The other options are incorrect because:

- A. Give enteric-coated or buffered aspirin to reduce gastric irritation: Enteric-coated aspirin is designed to resist dissolving and being absorbed in the stomach, so it passes into the small intestine, where it’s absorbed into the bloodstream. The goal is to prevent stomach ulcers and bleeding that can sometimes occur with aspirin use. However, research indicates that enteric-coated aspirin may not be as effective as regular aspirin at reducing blood clot risk. Also, the gastrointestinal benefit of enteric-coated aspirin is minimal to nonexistent. When it comes to rates of ulceration and bleeding, there’s no difference between enteric-coated and regular aspirin¹.

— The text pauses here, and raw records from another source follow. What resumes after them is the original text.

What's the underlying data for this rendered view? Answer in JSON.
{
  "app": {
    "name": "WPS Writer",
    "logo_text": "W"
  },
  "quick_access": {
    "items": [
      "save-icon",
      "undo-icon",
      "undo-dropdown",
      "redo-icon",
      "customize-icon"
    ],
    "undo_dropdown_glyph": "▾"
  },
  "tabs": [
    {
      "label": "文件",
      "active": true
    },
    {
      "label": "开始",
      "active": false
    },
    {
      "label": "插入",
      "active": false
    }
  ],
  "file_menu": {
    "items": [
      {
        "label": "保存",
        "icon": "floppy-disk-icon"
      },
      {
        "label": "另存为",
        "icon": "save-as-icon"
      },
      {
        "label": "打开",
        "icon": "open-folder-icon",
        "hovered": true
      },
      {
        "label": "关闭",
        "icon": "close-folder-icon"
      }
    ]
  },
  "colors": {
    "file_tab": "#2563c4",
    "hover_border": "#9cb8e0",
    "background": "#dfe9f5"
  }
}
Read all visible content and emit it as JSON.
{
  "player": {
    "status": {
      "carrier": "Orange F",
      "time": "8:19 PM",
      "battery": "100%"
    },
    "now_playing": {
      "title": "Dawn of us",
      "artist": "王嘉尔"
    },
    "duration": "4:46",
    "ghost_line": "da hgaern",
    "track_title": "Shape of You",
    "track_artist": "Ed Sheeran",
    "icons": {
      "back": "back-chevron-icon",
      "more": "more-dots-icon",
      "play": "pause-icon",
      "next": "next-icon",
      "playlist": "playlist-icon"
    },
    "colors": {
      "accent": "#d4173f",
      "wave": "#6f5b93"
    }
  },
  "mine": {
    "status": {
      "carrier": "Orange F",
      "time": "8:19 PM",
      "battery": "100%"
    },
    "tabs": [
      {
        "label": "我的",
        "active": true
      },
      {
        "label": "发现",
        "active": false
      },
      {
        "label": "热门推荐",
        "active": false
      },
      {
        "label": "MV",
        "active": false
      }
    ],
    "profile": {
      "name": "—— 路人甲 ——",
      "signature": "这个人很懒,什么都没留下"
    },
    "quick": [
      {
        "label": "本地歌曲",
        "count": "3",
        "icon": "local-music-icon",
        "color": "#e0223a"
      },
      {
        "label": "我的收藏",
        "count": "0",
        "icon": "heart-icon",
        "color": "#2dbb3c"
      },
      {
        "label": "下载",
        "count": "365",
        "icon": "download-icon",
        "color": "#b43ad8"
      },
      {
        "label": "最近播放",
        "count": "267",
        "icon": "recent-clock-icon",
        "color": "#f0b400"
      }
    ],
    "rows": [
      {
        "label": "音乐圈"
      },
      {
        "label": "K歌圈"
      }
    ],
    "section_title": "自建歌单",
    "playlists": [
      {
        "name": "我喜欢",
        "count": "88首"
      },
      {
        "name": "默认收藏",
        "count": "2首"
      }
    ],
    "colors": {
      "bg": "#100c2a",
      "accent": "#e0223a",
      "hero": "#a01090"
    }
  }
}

- B. Give aspirin with an antacid to neutralize gastric acid: While antacids can help reduce heartburn and upset stomach that aspirin may cause, they do not prevent the formation of ulcers. Aspirin is a nonsteroidal anti-inflammatory drug (NSAID) that can increase the risk of bleeding, including in the stomach and gastrointestinal tract (digestive tract)⁵.

- D. Give aspirin with food or milk to decrease gastric absorption: Taking aspirin with food or milk can help reduce stomach irritation caused by aspirin⁷. However, this does not prevent the formation of ulcers in people with a history of peptic ulcer disease.

Cyclosporine (Sandimmune) is a calcineurin inhibitor used to prevent organ rejection after a kidney transplant. It works by suppressing the immune system to prevent the body from attacking the transplanted organ. Before administering the medication, the nurse should check the client's blood pressure because cyclosporine can cause hypertension¹. The nurse should also obtain serum drug levels periodically to verify that the medication is within the therapeutic range. This is important because cyclosporine has a narrow therapeutic index, meaning that there is a small difference between an effective dose and a toxic dose. Monitoring drug levels can help ensure that the client is receiving an effective dose while avoiding toxicity¹.

The other options are not the best choices for the following reasons:

B. Checking the client's peripheral pulses: While it is important to monitor the client's peripheral pulses as part of routine care, it is not a priority assessment before administering cyclosporine.

C. Checking the most recent potassium level: Cyclosporine can affect electrolyte levels, including potassium, but it is not a priority assessment before administering the medication.

D. Checking the client's intake-and-output record for the last 24 hours: Monitoring the client's fluid balance is important, but it is not a priority assessment before administering cyclosporine.